Lambrecht: Ich habe Herrn Braun so verstanden, dass das in die Zukunft gedacht ist, wenn es eine exorbitant ansteigende Infektionszahl gäbe, und auch nicht ganz konkret auf einzelne Maßnahmen. Deswegen finde ich, wir sollten jetzt bei dem Verfahren bleiben, mit dem wir gut gefahren sind. Noch mehr appellieren, noch mehr Verantwortung zu übernehmen und nicht jetzt schon Szenarien aufmachen, die im Moment nicht aktuell sind.

"Weil ich geimpft bin, heißt das nicht, dass ich nicht mehr infektiös bin"

Heinemann: Frau Lambrecht, Stichwort Verantwortung. Am Samstag haben viele Menschen in Berlin auf engstem Raum den Christopher Street Day gefeiert, viele ohne Masken. Warum werden Demonstrationen von Corona-Leugnern ohne Masken aufgelöst, während der CSD von vielen ungeschützt gefeiert werden darf?
Lambrecht: Ich kann jetzt zu einer einzelnen Demonstration schlecht was sagen, weil ich war auch nicht dabei. Ich habe auch bewusst nicht teilgenommen. Wir haben andere Möglichkeiten, auch uns zu diesen Werten zu bekennen. Ich gehe aber davon aus und zumindest das, was mir auch gespiegelt wurde, dass es sehr wohl auch Ansagen gab von Ordnungskräften, von Polizei an Teilnehmer, Maske aufzusetzen und Abstand zu halten, sich auch an die vorgegebenen Maßgaben zu halten.
Dass das von einzelnen nicht eingehalten wurde, das finde ich sehr ärgerlich, aber es gab die Ansagen und es wurde dann auch darauf reagiert von Demonstrationsteilnehmern. Wir sollten alle auch an solchen Tagen die Verantwortung auch für andere übernehmen, denn nur weil ich geschützt bin, weil ich geimpft bin, heißt das ja nicht, dass ich überhaupt nicht mehr infektiös bin.
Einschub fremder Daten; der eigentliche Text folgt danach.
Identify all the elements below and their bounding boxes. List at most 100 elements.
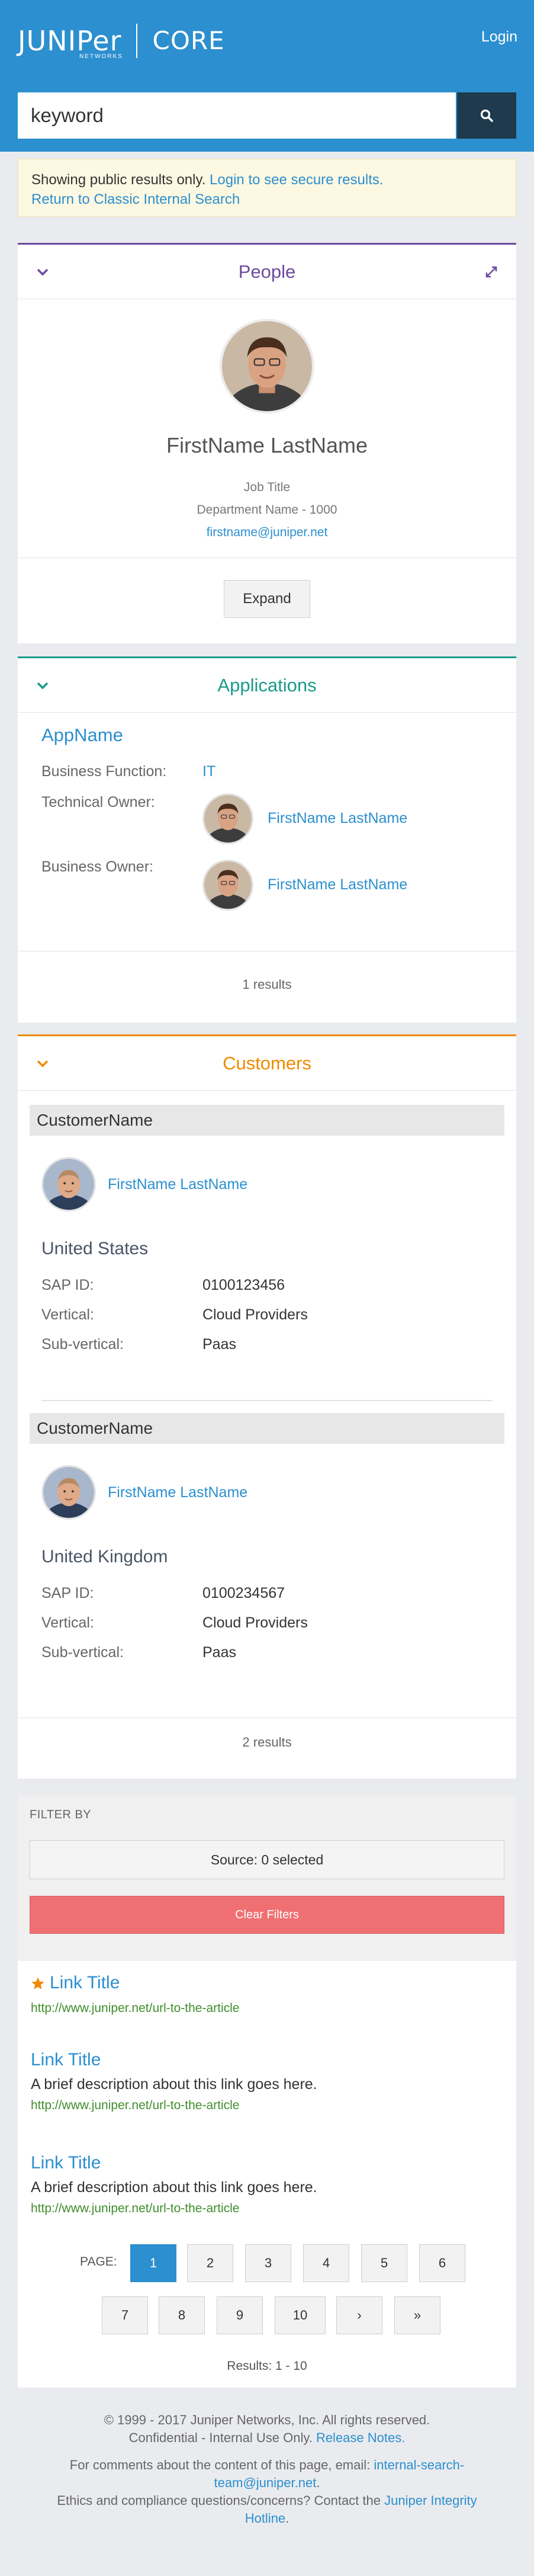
logo-juniper-text: JUNIPer xyxy=(18,25,122,57)
person-name[interactable]: FirstName LastName xyxy=(18,433,516,458)
technical-owner-label: Technical Owner: xyxy=(41,794,155,810)
customer-country: United Kingdom xyxy=(41,1547,168,1566)
page-7-button[interactable]: 7 xyxy=(102,2296,148,2334)
person-email-link[interactable]: firstname@juniper.net xyxy=(207,526,328,539)
release-notes-link[interactable]: Release Notes. xyxy=(316,2430,405,2445)
sap-id-label: SAP ID: xyxy=(41,1277,94,1293)
subvertical-label: Sub-vertical: xyxy=(41,1644,124,1661)
search-button[interactable] xyxy=(457,92,516,139)
integrity-hotline-link-continued[interactable]: Hotline xyxy=(245,2511,285,2526)
clear-filters-button[interactable]: Clear Filters xyxy=(30,1896,504,1934)
customer-contact-avatar[interactable] xyxy=(41,1465,96,1520)
pagination-label: PAGE: xyxy=(80,2255,117,2269)
customer-contact-link[interactable]: FirstName LastName xyxy=(108,1484,247,1501)
result-url[interactable]: http://www.juniper.net/url-to-the-articl… xyxy=(31,2202,240,2216)
star-icon xyxy=(31,1977,44,1989)
page-1-button[interactable]: 1 xyxy=(130,2244,176,2282)
people-panel-title: People xyxy=(238,261,296,282)
person-avatar[interactable] xyxy=(220,319,314,414)
technical-owner-avatar[interactable] xyxy=(202,793,253,844)
vertical-value: Cloud Providers xyxy=(202,1614,308,1631)
ethics-text: Ethics and compliance questions/concerns… xyxy=(57,2493,381,2508)
login-secure-link[interactable]: Login to see secure results. xyxy=(210,172,384,188)
site-footer: © 1999 - 2017 Juniper Networks, Inc. All… xyxy=(0,2411,534,2527)
applications-results-count: 1 results xyxy=(18,951,516,1024)
result-title-link[interactable]: Link Title xyxy=(31,2153,101,2173)
technical-owner-link[interactable]: FirstName LastName xyxy=(268,810,407,827)
sap-id-label: SAP ID: xyxy=(41,1585,94,1601)
chevron-down-icon[interactable] xyxy=(36,1058,50,1069)
page-4-button[interactable]: 4 xyxy=(303,2244,349,2282)
result-title-link[interactable]: Link Title xyxy=(31,2050,101,2070)
logo-networks-text: NETWORKS xyxy=(79,53,123,60)
notice-text: Showing public results only. xyxy=(31,172,206,188)
app-name-link[interactable]: AppName xyxy=(41,725,123,746)
next-page-button[interactable]: › xyxy=(336,2296,382,2334)
search-input[interactable] xyxy=(18,92,456,139)
vertical-label: Vertical: xyxy=(41,1306,94,1323)
customer-contact-avatar[interactable] xyxy=(41,1157,96,1212)
ethics-period: . xyxy=(285,2511,289,2526)
juniper-core-logo[interactable]: JUNIPer NETWORKS CORE xyxy=(18,20,225,62)
login-link[interactable]: Login xyxy=(481,28,517,46)
page-10-button[interactable]: 10 xyxy=(275,2296,326,2334)
logo-core-text: CORE xyxy=(152,26,225,55)
person-email-wrap: firstname@juniper.net xyxy=(18,526,516,540)
subvertical-value: Paas xyxy=(202,1336,236,1353)
classic-search-link[interactable]: Return to Classic Internal Search xyxy=(31,191,240,207)
last-page-button[interactable]: » xyxy=(394,2296,440,2334)
expand-icon[interactable] xyxy=(484,265,498,279)
page-8-button[interactable]: 8 xyxy=(159,2296,205,2334)
people-panel: People FirstName LastName Job Title Depa… xyxy=(18,243,516,643)
business-function-link[interactable]: IT xyxy=(202,763,215,780)
search-icon xyxy=(480,109,493,122)
comments-text: For comments about the content of this p… xyxy=(69,2458,371,2472)
customer-contact-link[interactable]: FirstName LastName xyxy=(108,1176,247,1193)
customer-name[interactable]: CustomerName xyxy=(30,1413,504,1444)
results-range: Results: 1 - 10 xyxy=(227,2359,307,2373)
comments-email-link-continued[interactable]: team@juniper.net xyxy=(214,2475,317,2490)
copyright-text: © 1999 - 2017 Juniper Networks, Inc. All… xyxy=(104,2412,430,2427)
page-5-button[interactable]: 5 xyxy=(361,2244,407,2282)
sap-id-value: 0100234567 xyxy=(202,1585,285,1601)
applications-panel-header[interactable]: Applications xyxy=(18,658,516,713)
result-url[interactable]: http://www.juniper.net/url-to-the-articl… xyxy=(31,2098,240,2113)
applications-panel-title: Applications xyxy=(217,674,317,696)
page-3-button[interactable]: 3 xyxy=(245,2244,291,2282)
person-department: Department Name - 1000 xyxy=(197,503,337,517)
customer-name[interactable]: CustomerName xyxy=(30,1105,504,1136)
customers-panel-title: Customers xyxy=(223,1052,311,1074)
page-2-button[interactable]: 2 xyxy=(187,2244,233,2282)
sap-id-value: 0100123456 xyxy=(202,1277,285,1293)
source-filter-button[interactable]: Source: 0 selected xyxy=(30,1840,504,1879)
confidential-text: Confidential - Internal Use Only. xyxy=(128,2430,313,2445)
filter-heading: FILTER BY xyxy=(30,1808,92,1821)
result-url[interactable]: http://www.juniper.net/url-to-the-articl… xyxy=(31,2001,240,2016)
ethics-line: Ethics and compliance questions/concerns… xyxy=(0,2492,534,2527)
subvertical-label: Sub-vertical: xyxy=(41,1336,124,1353)
customers-panel-header[interactable]: Customers xyxy=(18,1036,516,1091)
public-results-notice: Showing public results only. Login to se… xyxy=(18,159,516,217)
confidential-line: Confidential - Internal Use Only. Releas… xyxy=(0,2429,534,2447)
page-6-button[interactable]: 6 xyxy=(419,2244,465,2282)
comments-email-link[interactable]: internal-search- xyxy=(374,2458,464,2472)
comments-period: . xyxy=(316,2475,320,2490)
expand-button[interactable]: Expand xyxy=(224,580,310,618)
filter-panel: FILTER BY Source: 0 selected Clear Filte… xyxy=(18,1795,516,1961)
business-owner-label: Business Owner: xyxy=(41,858,153,875)
people-panel-header[interactable]: People xyxy=(18,245,516,299)
business-owner-avatar[interactable] xyxy=(202,860,253,911)
logo-divider xyxy=(136,24,137,58)
chevron-down-icon[interactable] xyxy=(36,680,50,691)
site-header: JUNIPer NETWORKS CORE Login xyxy=(0,0,534,152)
integrity-hotline-link[interactable]: Juniper Integrity xyxy=(384,2493,477,2508)
vertical-label: Vertical: xyxy=(41,1614,94,1631)
search-results: Link Title http://www.juniper.net/url-to… xyxy=(18,1961,516,2388)
vertical-value: Cloud Providers xyxy=(202,1306,308,1323)
page-9-button[interactable]: 9 xyxy=(217,2296,263,2334)
result-title-link[interactable]: Link Title xyxy=(50,1973,120,1993)
chevron-down-icon[interactable] xyxy=(36,267,50,277)
business-owner-link[interactable]: FirstName LastName xyxy=(268,876,407,893)
result-description: A brief description about this link goes… xyxy=(31,2179,317,2196)
applications-panel: Applications AppName Business Function: … xyxy=(18,656,516,1023)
Das in meinem Hinterkopf wäre auch bei solchen Demonstrationen sehr wichtig.
Heinemann: Mit wievielerlei Maß wird in Berlin gemessen?
Lambrecht: Das kann ich nicht einschätzen, weil ich hatte schon den Eindruck, wie gesagt, das ist das, was mir widergespiegelt wurde, dass sehr wohl auch auf die Demonstrationsteilnehmer zugegangen wurde und sie auch aufgefordert wurden und ansonsten auch die Ankündigung war, dass man es auflösen müsse, aber dass dann auch reagiert wurde. Von daher sehen Sie es mir nach; ich war nicht dabei und kann jetzt schlecht eine Ferndiagnose geben.
Äußerungen unserer Gesprächspartner geben deren eigene Auffassungen wieder. Der Deutschlandfunk macht sich Äußerungen seiner Gesprächspartner in Interviews und Diskussionen nicht zu eigen.